Researchers have analyzed data from NASA's Kepler satellite and found out that there may be thousands of potential other Earths in the Milky Way galaxy.
Astronomers calculated that there are at least one or three planets in the habitable zone for each of the billions of stars in Milky Way. Planets that are in the said zone might have liquid water and other basic requirements to sustain life.
The study indicated that about 1,000 planets roaming around the Milky Way's stars have the potential to be other Earths and more than 3,000 other possible life-sustaining planets.
Most of the stars have nearby planetary systems that contain up to six planets, but researchers said that there might be more than the initial number observed by the Kepler satellite, according to Earth Sky.

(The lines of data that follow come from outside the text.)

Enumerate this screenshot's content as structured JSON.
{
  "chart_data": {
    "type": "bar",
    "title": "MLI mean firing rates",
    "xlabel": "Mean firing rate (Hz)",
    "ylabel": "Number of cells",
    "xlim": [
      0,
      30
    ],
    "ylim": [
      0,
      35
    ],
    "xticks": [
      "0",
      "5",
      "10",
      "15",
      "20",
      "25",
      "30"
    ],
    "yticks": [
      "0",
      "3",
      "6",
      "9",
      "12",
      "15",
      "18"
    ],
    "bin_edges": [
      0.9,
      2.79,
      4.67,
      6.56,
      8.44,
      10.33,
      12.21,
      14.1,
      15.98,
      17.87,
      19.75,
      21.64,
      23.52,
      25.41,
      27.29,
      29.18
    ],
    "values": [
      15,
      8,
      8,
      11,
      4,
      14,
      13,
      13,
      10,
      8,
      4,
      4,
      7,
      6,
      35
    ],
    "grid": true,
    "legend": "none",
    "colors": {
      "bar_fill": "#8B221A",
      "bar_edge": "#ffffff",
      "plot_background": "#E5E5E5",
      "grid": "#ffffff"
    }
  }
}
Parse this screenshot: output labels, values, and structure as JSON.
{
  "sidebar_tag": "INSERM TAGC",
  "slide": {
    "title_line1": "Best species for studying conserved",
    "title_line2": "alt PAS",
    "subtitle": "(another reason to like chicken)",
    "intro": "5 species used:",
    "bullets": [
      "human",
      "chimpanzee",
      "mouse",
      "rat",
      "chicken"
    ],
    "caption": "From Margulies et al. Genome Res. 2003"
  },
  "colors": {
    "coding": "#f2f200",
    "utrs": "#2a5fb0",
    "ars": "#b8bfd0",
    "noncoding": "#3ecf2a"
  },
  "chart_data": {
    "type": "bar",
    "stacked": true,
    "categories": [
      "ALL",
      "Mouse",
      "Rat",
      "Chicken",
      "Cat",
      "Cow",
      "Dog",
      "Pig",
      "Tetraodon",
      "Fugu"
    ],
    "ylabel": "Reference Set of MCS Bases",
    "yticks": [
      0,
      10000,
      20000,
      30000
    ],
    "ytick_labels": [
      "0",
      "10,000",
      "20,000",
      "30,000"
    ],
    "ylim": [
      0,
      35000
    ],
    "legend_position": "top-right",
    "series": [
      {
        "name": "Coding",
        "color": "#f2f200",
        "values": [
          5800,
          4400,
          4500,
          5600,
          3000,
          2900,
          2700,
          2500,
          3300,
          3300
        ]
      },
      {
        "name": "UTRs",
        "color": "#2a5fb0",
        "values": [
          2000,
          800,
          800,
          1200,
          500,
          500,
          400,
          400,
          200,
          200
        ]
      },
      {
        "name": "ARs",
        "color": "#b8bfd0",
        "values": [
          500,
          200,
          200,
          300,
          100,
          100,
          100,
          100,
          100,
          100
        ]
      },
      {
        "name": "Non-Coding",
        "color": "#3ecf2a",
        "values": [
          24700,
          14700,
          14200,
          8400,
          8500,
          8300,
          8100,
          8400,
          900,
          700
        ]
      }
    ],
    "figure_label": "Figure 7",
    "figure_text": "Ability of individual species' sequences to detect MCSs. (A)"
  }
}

The Titius-Bode law, which calculated the correct position of Uranus before its discovery, was used for calculating the position of the planets by the group of researchers from the University of Copenhagen's Niels Bohr Institute and the Australian National University.
Discovery reported that using the 250-year-old method, the researchers found planets that were not too close nor too far from their stars in order to be in a habitable zone in the Milky Way galaxy.
"We decided to use this method to calculate the potential planetary positions in 151 planetary systems, where the Kepler satellite had found between three and six planets," said research group member Steffen Kjaer Jacobsen.
The astronomers said that their calculations were limited only to the Milky Way galaxy. If technology allowed to further venture outside the observable space, there could be thousands, if not tens of thousands, of other potential habitable planets.